Prediction Timers

Configure multiple timers with custom names for clear visibility using either a context manager or a decorator.

After building, deploying and sending inference requests to your model, you can view these timers on the Latency breakdown graph.

See the JFrog ML prediction timer in the Model Overview

📘
Note
The prediction timer graph may display up to five (5) timers including the default overall and predict timers. This leaves room for an additional three (3) custom timers.

Configure Timers via Decorators

Frog ML timers can be configured using function decorators, enabling you to easily wrap and time specific methods executed during the prediction process.

from frogml import frogml_timer
from frogml import FrogMlModel

class MyModel(FrogMlModel):
    def build(self):
        pass

    @frogml_timer("my_custom_timer_name")
    def pre_process(self, df):
        # Perform custom processing
        return df

    def predict(self, df):
        self.pre_process(df)
        return df

Configure Timers via Context Managers

Use the context manager to (configure JFrog ML timers and) measure specific logic blocks within your code without defining a separate function.

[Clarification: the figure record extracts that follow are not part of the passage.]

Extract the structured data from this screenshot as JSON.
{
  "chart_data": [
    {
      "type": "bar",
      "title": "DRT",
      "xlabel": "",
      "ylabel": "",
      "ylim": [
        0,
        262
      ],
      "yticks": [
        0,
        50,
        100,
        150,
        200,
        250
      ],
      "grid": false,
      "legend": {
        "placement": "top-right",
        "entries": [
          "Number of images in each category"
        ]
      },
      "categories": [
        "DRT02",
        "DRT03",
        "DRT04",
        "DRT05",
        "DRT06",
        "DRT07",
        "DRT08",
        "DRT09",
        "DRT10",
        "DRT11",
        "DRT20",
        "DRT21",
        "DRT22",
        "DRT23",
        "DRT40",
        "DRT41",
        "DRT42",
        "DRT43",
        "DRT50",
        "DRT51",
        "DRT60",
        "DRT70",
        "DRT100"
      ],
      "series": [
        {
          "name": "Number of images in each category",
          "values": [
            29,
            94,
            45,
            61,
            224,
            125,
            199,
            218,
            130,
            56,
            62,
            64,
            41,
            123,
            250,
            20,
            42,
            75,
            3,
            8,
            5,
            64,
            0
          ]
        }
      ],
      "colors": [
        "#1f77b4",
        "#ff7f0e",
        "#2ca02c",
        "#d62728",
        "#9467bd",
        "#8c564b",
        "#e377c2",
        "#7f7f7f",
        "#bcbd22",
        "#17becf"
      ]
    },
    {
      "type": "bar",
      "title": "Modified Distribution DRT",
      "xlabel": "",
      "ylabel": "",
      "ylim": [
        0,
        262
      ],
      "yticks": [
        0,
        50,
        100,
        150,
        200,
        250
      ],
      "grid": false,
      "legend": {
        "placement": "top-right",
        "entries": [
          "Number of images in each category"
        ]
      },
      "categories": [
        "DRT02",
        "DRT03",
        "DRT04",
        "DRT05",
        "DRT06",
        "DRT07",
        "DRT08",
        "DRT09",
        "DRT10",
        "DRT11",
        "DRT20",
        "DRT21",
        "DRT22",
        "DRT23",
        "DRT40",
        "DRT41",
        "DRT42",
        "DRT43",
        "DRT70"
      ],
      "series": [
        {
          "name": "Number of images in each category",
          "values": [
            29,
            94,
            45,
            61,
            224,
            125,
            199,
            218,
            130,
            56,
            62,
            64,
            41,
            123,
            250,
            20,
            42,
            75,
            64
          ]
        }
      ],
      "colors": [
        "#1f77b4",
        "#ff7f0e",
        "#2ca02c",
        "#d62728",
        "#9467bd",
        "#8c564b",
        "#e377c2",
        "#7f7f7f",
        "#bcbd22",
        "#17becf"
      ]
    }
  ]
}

from frogml import frogml_timer
from frogml import FrogMlModel

class MyModel(FrogMlModel):
    def build(self):
        pass

    def predict(self, df):
        with frogml_timer("my_custom_timer_name"):
            # Perform custom processing
            df = df + 1

        return df

Monitor Default Timers

JFrog ML automatically tracks these two metrics for every request:

Overall Timer: Measure the end-to-end inference time, starting from the moment a request arrives until the inference output is sent.

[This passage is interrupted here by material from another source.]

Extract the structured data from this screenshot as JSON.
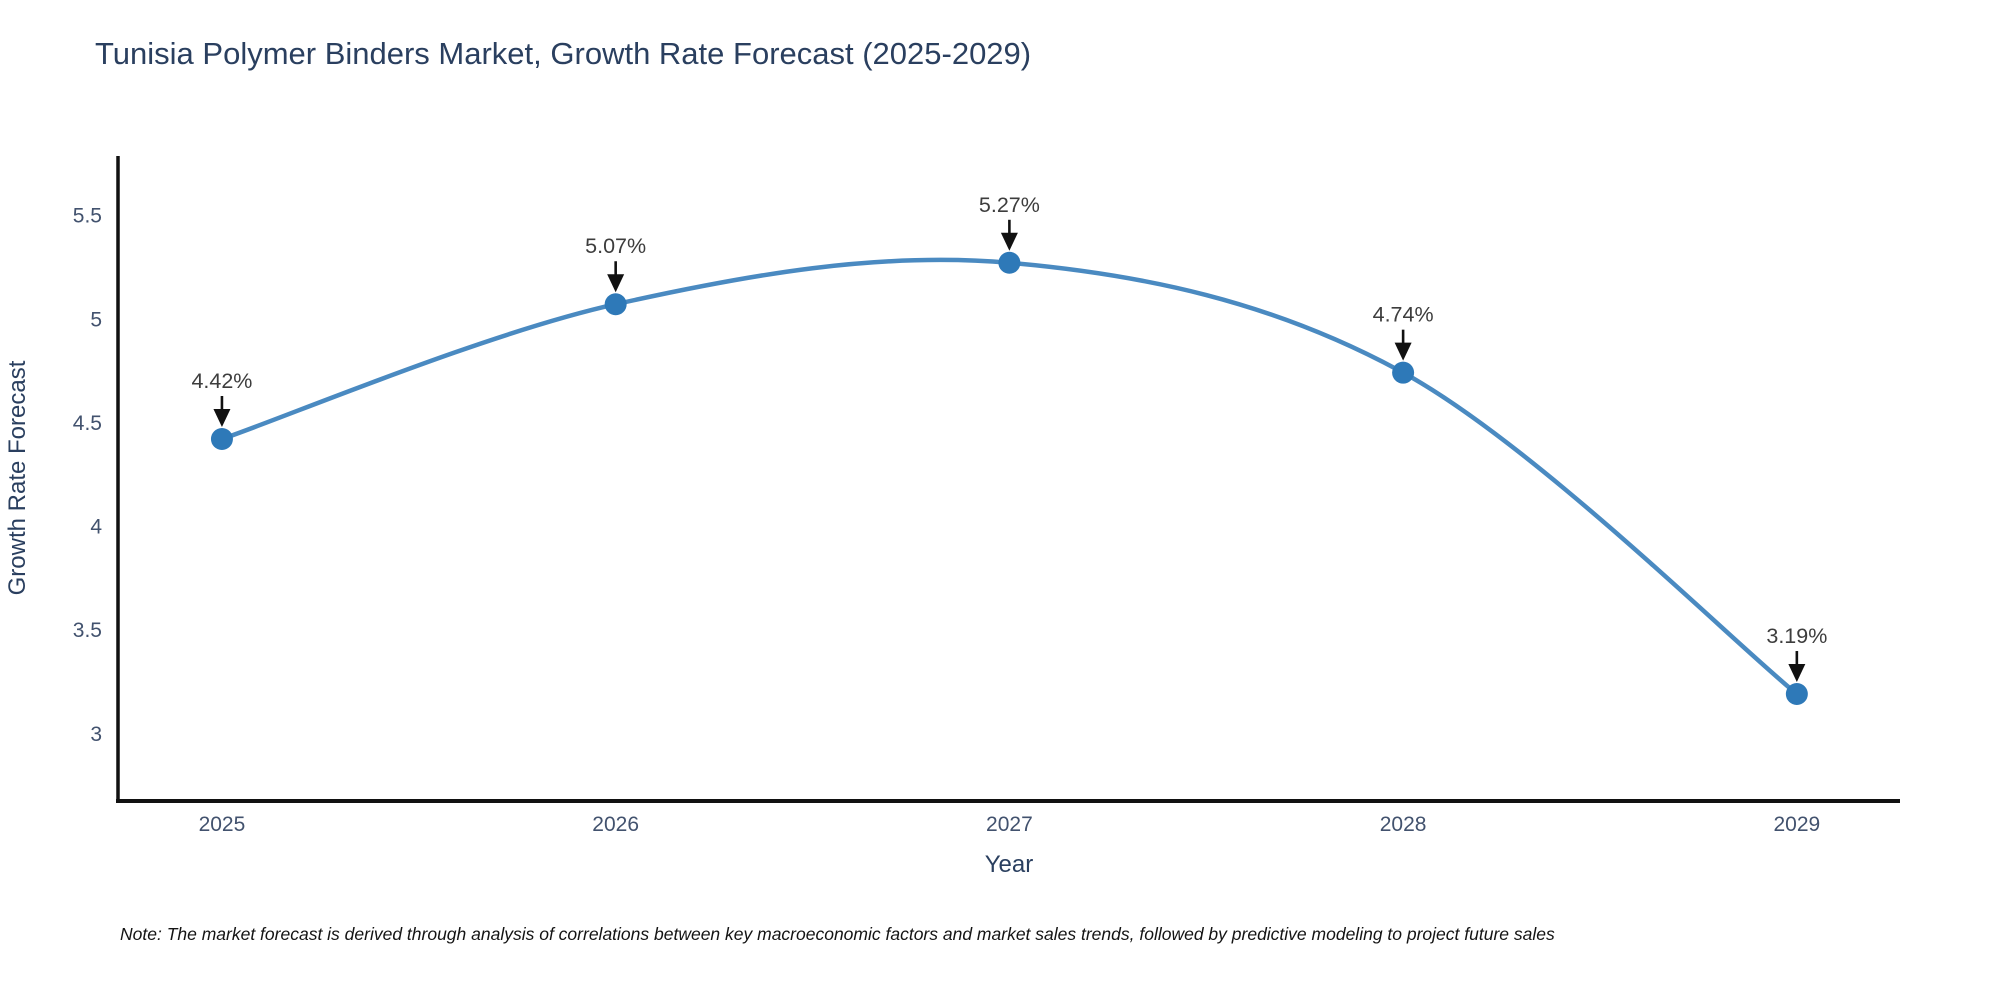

Queue Timer: Measures the time requests wait in the input queue before reaching the model.

Understanding Latency Metrics

When analyzing model runtime latency charts, distinguish between the two key metrics, Overall and Predict latency to identify where bottlenecks occur.

Overall Latency (Infrastructure view): This metric measures the full request lifecycle, the time elapsed from when a request reaches load balancer to the moment a response is sent back to the user. This includes several infrastructure-level processes, largely outside of your control, such as:

Request routing mechanisms
Authentication and authorization procedures
Network communication between containers

Predict Latency (Code view): This is the granular perspective, specifically focusing on the execution time of your specific Python predict method.

Factors Inflencing Overall Latency

While "Overall Latency" is infrastructure-heavy, you can influence these specific components via configuration:

Webserver Queueing: The duration requests spend waiting in the webserver before processing begins (waiting for a worker to become free).
Serialization/Deserialization: The time taken to convert data into and out of suitable formats (for transmission and your model). (Dependent on adapter choice and data size).
Context Switching: The overhead from switching between differet workers/threads within your deployment.
Model Loading: The time required to load your model into the memory of your worker (critical when number of workers > available threads).

Optimize Overall Latency:

To reduce latency caused by the factors above, adjust your resource allocation strategy:

Instance Type: Select an instance type with appropriate CPU, memory, and network capabilities.
Instance Count: Scale the number of deployed instances to match the request volume.
Workers per Instance: Tune the worker-to-instance ratio.

Note: Increasing the number of workers does not guarentee better performance. It may increase latency due to frequent model loading and context switching overhead.

Conclusion

By understanding these latency factors and implementing strategic resource allocation, you can optimize system performance and responsiveness.